気軽に購入出来るアジア国債・公債ETF「ABF 汎アジア債券インデックス・ファンド(PAIF)」

 これまでの説明を要約すると下記のようになります。
(1)ASEAN+3会合でCMI・ABMIを行う方針に決定
(2)ABMIを実施するため、ABF1、ABF2のファンドを創設
(3)個人投資家がアジア国債・公債ETF「ABF 汎アジア債券インデックス・ファンド(PAIF)」への投資を通じてABF2に参画することができる。

 この章では実際に投資家の皆さんが購入できるアジア国債・公債ETF の「ABF 汎アジア債券インデックス・ファンド(PAIF)」(長いので以下、PAIFと略称で呼びます)についてご説明します。

 PAIFは東証に2009年6月に上場されたETFで「Markit iBoxx ABF汎アジア指数」をベンチマークとして連動するように運用されている投資商品です。中国、香港、インドネシア、韓国、マレーシア、フィリピン、シンガポール、タイの政府および準政府機関が発行する現地通貨建て国債および公債を主な投資対象としており、平均信用格付けはA+/Aです。

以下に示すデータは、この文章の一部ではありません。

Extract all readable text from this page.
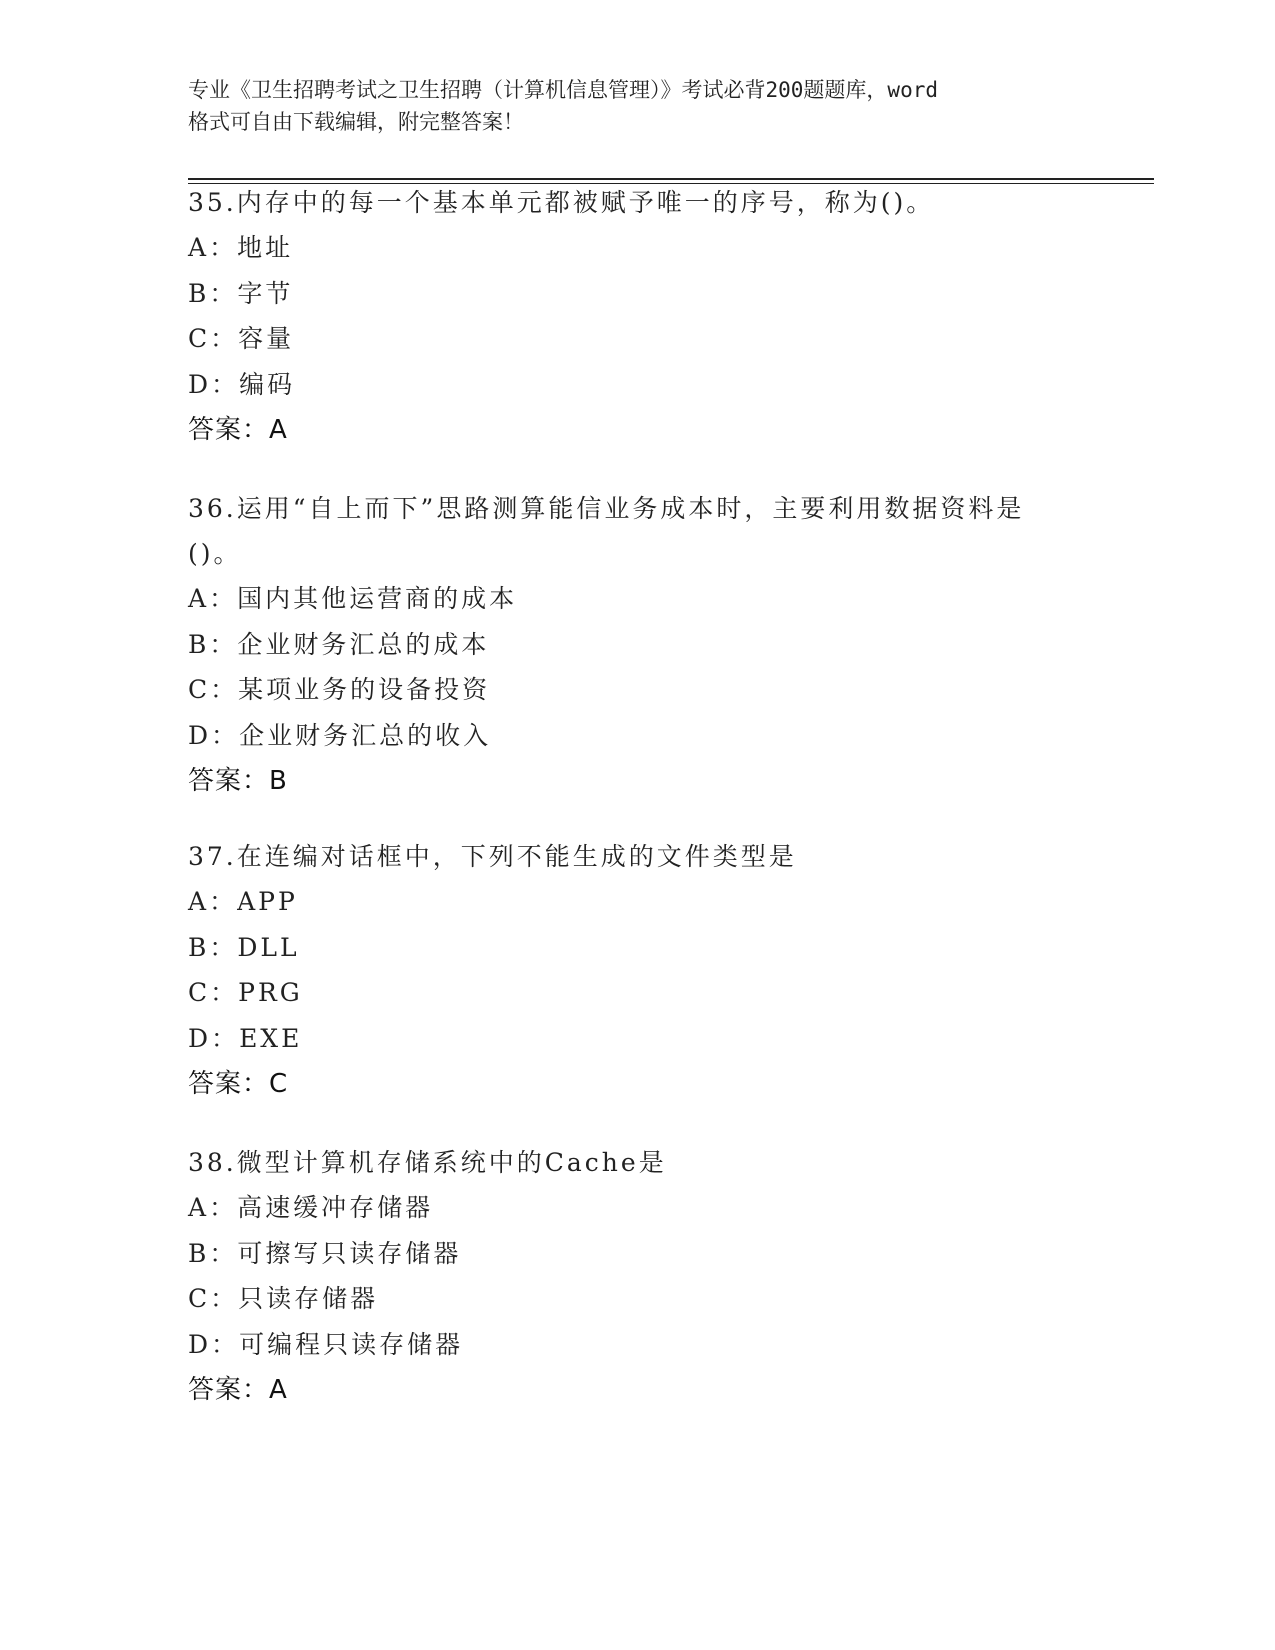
专业《卫生招聘考试之卫生招聘（计算机信息管理）》考试必背200题题库，word
格式可自由下载编辑，附完整答案！

35.内存中的每一个基本单元都被赋予唯一的序号，称为()。

A：地址

B：字节

C：容量

D：编码

答案：A

36.运用“自上而下”思路测算能信业务成本时，主要利用数据资料是

()。

A：国内其他运营商的成本

B：企业财务汇总的成本

C：某项业务的设备投资

D：企业财务汇总的收入

答案：B

37.在连编对话框中，下列不能生成的文件类型是

A：APP

B：DLL

C：PRG

D：EXE

答案：C

38.微型计算机存储系统中的Cache是

A：高速缓冲存储器

B：可擦写只读存储器

C：只读存储器

D：可编程只读存储器

答案：A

 実際に各国の国債、公債などで運用するETFですのでコモディティ系ETFで生じるコンタンゴやバックワーデーションはありませんし配当(分配金)もあります。(ちなみに記事を書いたH25.6.4の平均利回りは3.06%です。)
※ただしベンチマークとの乖離は発生します。
 ※PAIFについての詳細はこちらをご覧ください。

「ABF 汎アジア債券インデックス・ファンド(PAIF)」のオイシイ?使い方

 これまで説明したようにPAIFはその投資商品としての価値に加えてアジア地域債券の成長を行う政治的な意味での価値も持ちます。

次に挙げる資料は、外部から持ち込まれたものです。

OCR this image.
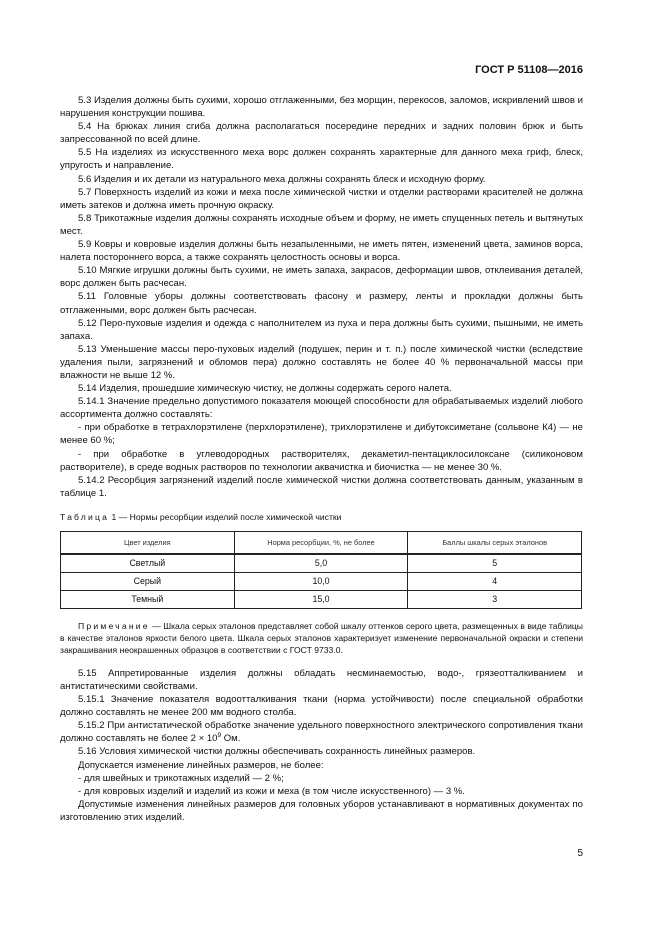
ГОСТ Р 51108—2016

5.3 Изделия должны быть сухими, хорошо отглаженными, без морщин, перекосов, заломов, искривлений швов и нарушения конструкции пошива.

5.4 На брюках линия сгиба должна располагаться посередине передних и задних половин брюк и быть запрессованной по всей длине.

5.5 На изделиях из искусственного меха ворс должен сохранять характерные для данного меха гриф, блеск, упругость и направление.

5.6 Изделия и их детали из натурального меха должны сохранять блеск и исходную форму.

5.7 Поверхность изделий из кожи и меха после химической чистки и отделки растворами красителей не должна иметь затеков и должна иметь прочную окраску.

5.8 Трикотажные изделия должны сохранять исходные объем и форму, не иметь спущенных петель и вытянутых мест.

5.9 Ковры и ковровые изделия должны быть незапыленными, не иметь пятен, изменений цвета, заминов ворса, налета постороннего ворса, а также сохранять целостность основы и ворса.

5.10 Мягкие игрушки должны быть сухими, не иметь запаха, закрасов, деформации швов, отклеивания деталей, ворс должен быть расчесан.

5.11 Головные уборы должны соответствовать фасону и размеру, ленты и прокладки должны быть отглаженными, ворс должен быть расчесан.

5.12 Перо-пуховые изделия и одежда с наполнителем из пуха и пера должны быть сухими, пышными, не иметь запаха.

5.13 Уменьшение массы перо-пуховых изделий (подушек, перин и т. п.) после химической чистки (вследствие удаления пыли, загрязнений и обломов пера) должно составлять не более 40 % первоначальной массы при влажности не выше 12 %.

5.14 Изделия, прошедшие химическую чистку, не должны содержать серого налета.

5.14.1 Значение предельно допустимого показателя моющей способности для обрабатываемых изделий любого ассортимента должно составлять:

- при обработке в тетрахлорэтилене (перхлорэтилене), трихлорэтилене и дибутоксиметане (сольвоне К4) — не менее 60 %;

- при обработке в углеводородных растворителях, декаметил-пентациклосилоксане (силиконовом растворителе), в среде водных растворов по технологии аквачистка и биочистка — не менее 30 %.

5.14.2 Ресорбция загрязнений изделий после химической чистки должна соответствовать данным, указанным в таблице 1.

Таблица 1 — Нормы ресорбции изделий после химической чистки
Цвет изделия	Норма ресорбции, %, не более	Баллы шкалы серых эталонов
Светлый	5,0	5
Серый	10,0	4
Темный	15,0	3
Примечание — Шкала серых эталонов представляет собой шкалу оттенков серого цвета, размещенных в виде таблицы в качестве эталонов яркости белого цвета. Шкала серых эталонов характеризует изменение первоначальной окраски и степени закрашивания неокрашенных образцов в соответствии с ГОСТ 9733.0.

5.15 Аппретированные изделия должны обладать несминаемостью, водо-, грязеотталкиванием и антистатическими свойствами.

5.15.1 Значение показателя водоотталкивания ткани (норма устойчивости) после специальной обработки должно составлять не менее 200 мм водного столба.

5.15.2 При антистатической обработке значение удельного поверхностного электрического сопротивления ткани должно составлять не более $2 \times 10^9$ Ом.

5.16 Условия химической чистки должны обеспечивать сохранность линейных размеров.

Допускается изменение линейных размеров, не более:

- для швейных и трикотажных изделий — 2 %;

- для ковровых изделий и изделий из кожи и меха (в том числе искусственного) — 3 %.

Допустимые изменения линейных размеров для головных уборов устанавливают в нормативных документах по изготовлению этих изделий.

5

 では、投資家としてはこの投資商品をどのように捉えれば良いのでしょうか。商品特性としては「国内株式や先進国債券等との相関性の低さ」などリスクヘッジ資産として運用されるケースが一般的ですが、中国人民元建て債券が20%以上組み込まれていることもあり、これら組入債券の上昇による為替差益を狙った運用にも効果的かも知れません。
 今後、アジア市場は成長が見込まれ、投資や貿易(輸出)が活発に行われると思います。
そうした前提に立てば、PAIFはとてもメリットが多い投資商品なのです。投資効率の高い親友商品としてのメリットとともに、個人投資家の立場でアジア経済の発展の一翼を担うことができる。このETFには他のETFには無い、社会性と経済性を兼ね備えた魅力があるのです。